Artificare il tatuaggio: un dermatoscopio semiotico

All’interno del seminario internazionale di studi
Iconologie del tatuaggio. Scritture del corpo e oscillazioni identitarie

Museo internazionale delle marionette “Antonio Pasqualino”
Palermo

1 – 2 dicembre 2017

1 DICEMBRE
Paolo Fabbri
Artificare il tatuaggio: un dermatoscopio semiotico

La pratica contemporanea del tatuaggio conosce una diffusione planetaria. Con un meccanismo caratteristico della semiosfera, la scrittura sul corpo da anti-linguaggio marginale è diventata moda globalizzata. Se sino a pochi decenni fa il tatuaggio era fenomeno di nicchia, e rivendicava in vario modo l’essere minoranza, oggi si contano numeri tali da normalizzarlo, se non banalizzarlo: nel 2015, circa il 30 % delle persone ne fanno uso negli Stati Uniti, il 13 % in Italia: che significa, da noi, più di sette milioni. Come per tutte le mode di massa, inizia a far tendenza il fatto di non esibirne, e se ne facilita così l’oggettivazione.
Diverse scienze umane si sono occupate del fenomeno, in particolare l’antropologia criminale a quella culturale, nei loro intrecci costitutivi con la sociologia, il folklore, la teoria delle immagini, la storia letteraria e gli studi culturali e, not least, la semiotica, teoria del segno e del senso. La questione dell’identità individuale e collettiva dunque dei processi di costruzione, trasformazione e denegazione del segno che dal somatico tracima nel sociale (e viceversa), peraltro, coincide solo parzialmente con quella relativa alla scrittura del corpo.
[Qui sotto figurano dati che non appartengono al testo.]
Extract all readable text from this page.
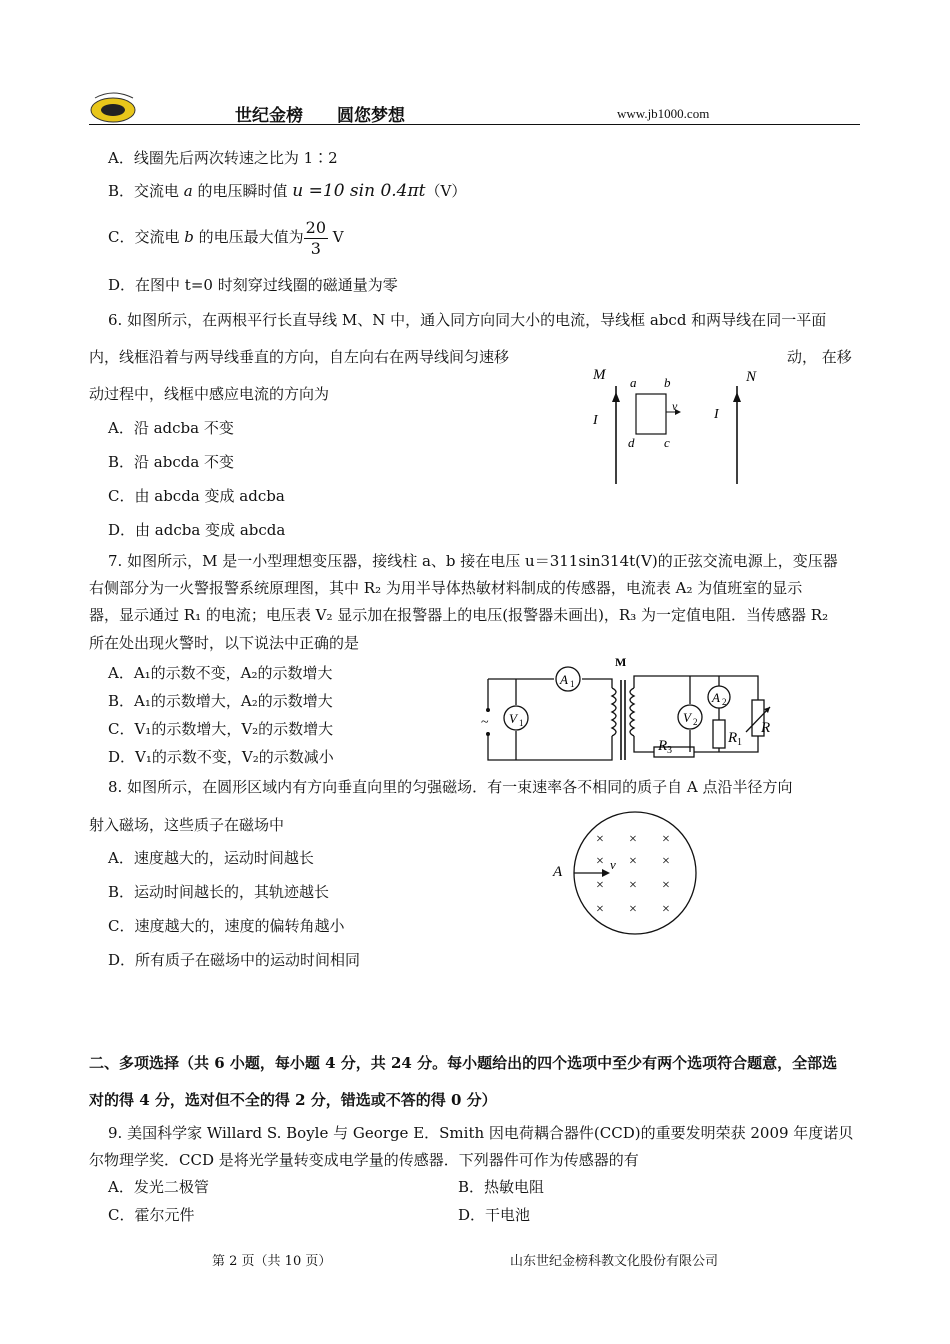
世纪金榜　　圆您梦想	www.jb1000.com
A．线圈先后两次转速之比为 1∶2
B．交流电 a 的电压瞬时值 u =10 sin 0.4πt（V）
C．交流电 b 的电压最大值为 $\frac{20}{3}$ V
D．在图中 t=0 时刻穿过线圈的磁通量为零
6. 如图所示，在两根平行长直导线 M、N 中，通入同方向同大小的电流，导线框 abcd 和两导线在同一平面
内，线框沿着与两导线垂直的方向，自左向右在两导线间匀速移	动， 在移
动过程中，线框中感应电流的方向为
A．沿 adcba 不变
B．沿 abcda 不变
C．由 abcda 变成 adcba
D．由 adcba 变成 abcda
M	N
I	I
a b
d c
v
7. 如图所示，M 是一小型理想变压器，接线柱 a、b 接在电压 u＝311sin314t(V)的正弦交流电源上，变压器
右侧部分为一火警报警系统原理图，其中 R₂ 为用半导体热敏材料制成的传感器，电流表 A₂ 为值班室的显示
器，显示通过 R₁ 的电流；电压表 V₂ 显示加在报警器上的电压(报警器未画出)，R₃ 为一定值电阻．当传感器 R₂
所在处出现火警时，以下说法中正确的是
A．A₁的示数不变，A₂的示数增大
B．A₁的示数增大，A₂的示数增大
C．V₁的示数增大，V₂的示数增大
D．V₁的示数不变，V₂的示数减小
~
M
A 1
V 1	V 2
A 2
R 1
R
R 3
8. 如图所示，在圆形区域内有方向垂直向里的匀强磁场．有一束速率各不相同的质子自 A 点沿半径方向
射入磁场，这些质子在磁场中
A．速度越大的，运动时间越长
B．运动时间越长的，其轨迹越长
C．速度越大的，速度的偏转角越小
D．所有质子在磁场中的运动时间相同
A	v
× × ×
× × ×
× × ×
× × ×
二、多项选择（共 6 小题，每小题 4 分，共 24 分。每小题给出的四个选项中至少有两个选项符合题意，全部选
对的得 4 分，选对但不全的得 2 分，错选或不答的得 0 分）
9. 美国科学家 Willard S. Boyle 与 George E．Smith 因电荷耦合器件(CCD)的重要发明荣获 2009 年度诺贝
尔物理学奖．CCD 是将光学量转变成电学量的传感器．下列器件可作为传感器的有
A．发光二极管	B．热敏电阻
C．霍尔元件	D．干电池
第 2 页（共 10 页）	山东世纪金榜科教文化股份有限公司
La pratica del tatuaggio produce tradizioni – anche inventate – e traduzioni anche al di là dell’ambito strettamente etnico, andando a coinvolgere, oggi più che mai, la dimensione estetica: e cioè sensoriale e somatica, ma anche visiva, vestimentaria, ultravestimentaria e artistica.
Lo sguardo semiotico, raddoppiando i piani del problema (espressione/contenuto), permette non solo di interpretarne i molteplici percorsi antropologici ma anche i luoghi in cui, bloccandosi, tendono a istituzionalizzarsi oppure, al contrario, sciogliendosi, propongono soluzioni originali e ‘creative’. Da una parte, il corpo, slittando fra dolori subiti e sofferenze volute, tende a diventare altro da sé, a metaforizzarsi (quali analogie, poniamo, fra tatuaggio e street art, fra tatuaggio e marchiatura, fra tatuaggio e brand o antibrand?). Dall’altro la società, cosiddetta liquida si adopera per costruire significati che, giocando con il destino dell’indelebile, non fanno che moltiplicarsi cancellandosi a vicenda (l’io e il sé, il gruppo e l’alterità, il riconoscimento e il disconoscimento.). Sul piano dei valori, se il marchio, storicamente, è apposizione d’infamia, il tatuaggio è la sua rivalorizzazione positiva. E se la marchiatura è, in altri contesti, una delle funzioni narrative delle fiabe di magia, che sanziona e segnala l’essere eroe del soggetto, il tatuaggio inverte ancora una volta il gioco, e caratterizza trasgressivamente gli antieroi, i maledetti, i diversi, gli emarginati – pronti oggi, però, a farsi legione.